Subject: Medieval Manuscripts
Period: 1490 (circa)
Publication:
Color: Hand Color
Size:
4.6 x 6.8 inches
11.7 x 17.3 cm
Book of Hours were prayer books designed for the laity, but modeled on the Divine Office, a cycle of daily devotions, prayers and readings, performed by members of religious orders and the clergy. Its central text is the Hours of the Virgin. There are eight hours (times for prayer ): Matins, Lauds. Prime, Terce, Sext, None, Vespers and Compline. During the Middle Ages, the leaves making up a Book of Hours were written by hand on expensive parchment and beautifully illuminated with jewel-like pigments and gold leaf. These illuminated manuscripts combined the collaborative efforts of an array of highly skilled craftspeople; requiring the joint labors of the parchmenter, professional scribes to write the text in Gothic script, artists to illuminate the pages with decorations, and masterful binders to complete the process.

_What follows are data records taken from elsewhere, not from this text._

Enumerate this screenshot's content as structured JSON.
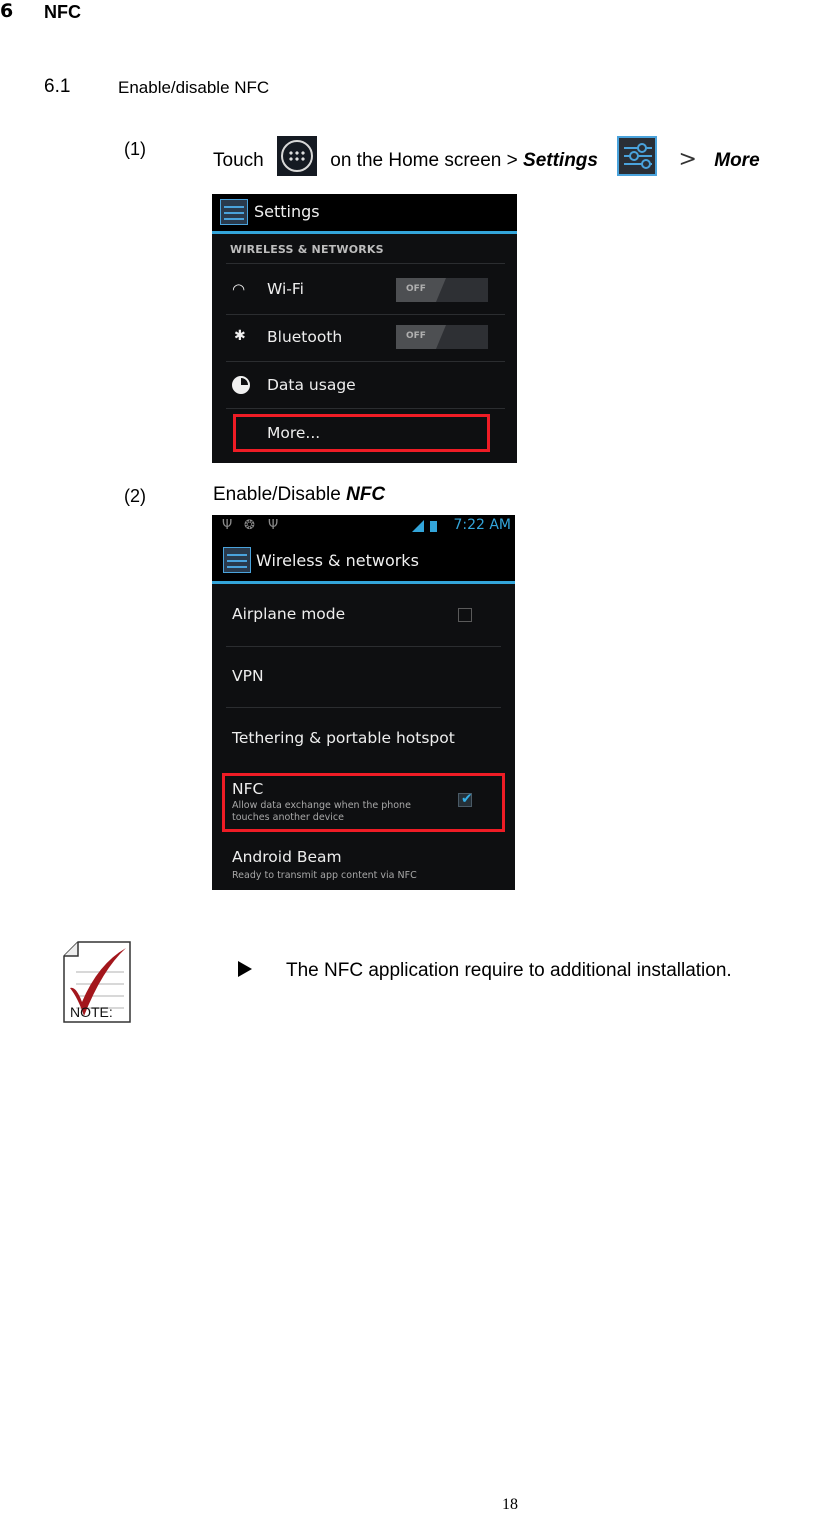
{
  "heading": {
    "number": "6",
    "title": "NFC"
  },
  "subheading": {
    "number": "6.1",
    "title": "Enable/disable NFC"
  },
  "steps": [
    {
      "number": "(1)",
      "text_before": "Touch",
      "icon1": "apps-launcher-icon",
      "text_middle": "on the Home screen >",
      "bold_1": "Settings",
      "icon2": "settings-icon",
      "separator": ">",
      "bold_2": "More"
    },
    {
      "number": "(2)",
      "text_before": "Enable/Disable",
      "bold_1": "NFC"
    }
  ],
  "screenshot1": {
    "title": "Settings",
    "section": "WIRELESS & NETWORKS",
    "items": [
      {
        "label": "Wi-Fi",
        "icon": "wifi-icon",
        "toggle": "OFF"
      },
      {
        "label": "Bluetooth",
        "icon": "bluetooth-icon",
        "toggle": "OFF"
      },
      {
        "label": "Data usage",
        "icon": "data-usage-icon"
      },
      {
        "label": "More...",
        "highlighted": true
      }
    ]
  },
  "screenshot2": {
    "status_time": "7:22 AM",
    "title": "Wireless & networks",
    "items": [
      {
        "label": "Airplane mode",
        "checked": false
      },
      {
        "label": "VPN"
      },
      {
        "label": "Tethering & portable hotspot"
      },
      {
        "label": "NFC",
        "sub": "Allow data exchange when the phone touches another device",
        "checked": true,
        "highlighted": true
      },
      {
        "label": "Android Beam",
        "sub": "Ready to transmit app content via NFC"
      }
    ]
  },
  "note": {
    "label": "NOTE:",
    "text": "The NFC application require to additional installation."
  },
  "page_number": "18",
  "colors": {
    "accent_blue": "#33a5da",
    "highlight_red": "#ee1c25",
    "check_red": "#a3161c"
  }
}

Superb vellum leaf from a Book of Hours with the text in a bold gothic book hand with twelve illuminated initials and seven line fillers in red, blue and burnished gold ink. The text includes part of Isaiah 38 and beginning with the capital "E" on recto translates as:
I said: In the middle of my days, I will go to the gates of Hell. So I sought the remainder of my years.
I said: I will not see the Lord God in the land of the living. I will no longer behold man, nor the habitation of rest.
My longevity has been taken away; it has been folded up and taken from me, like the tent of a shepherd.
My life has been cut off, as if by a weaver. While I was still beginning, he cut me off. From morning until evening, you have marked out my limits.
I hoped, even until morning. Like a lion, so has he crushed all my bones. From morning until evening, you have marked my limits.
I will cry out, like a young swallow. I will meditate, like a dove. My eyes have been weakened by gazing upward. O Lord, I suffer violence! Answer in my favor.
References:
Condition: A
A bright leaf with just a hint of marginal soiling.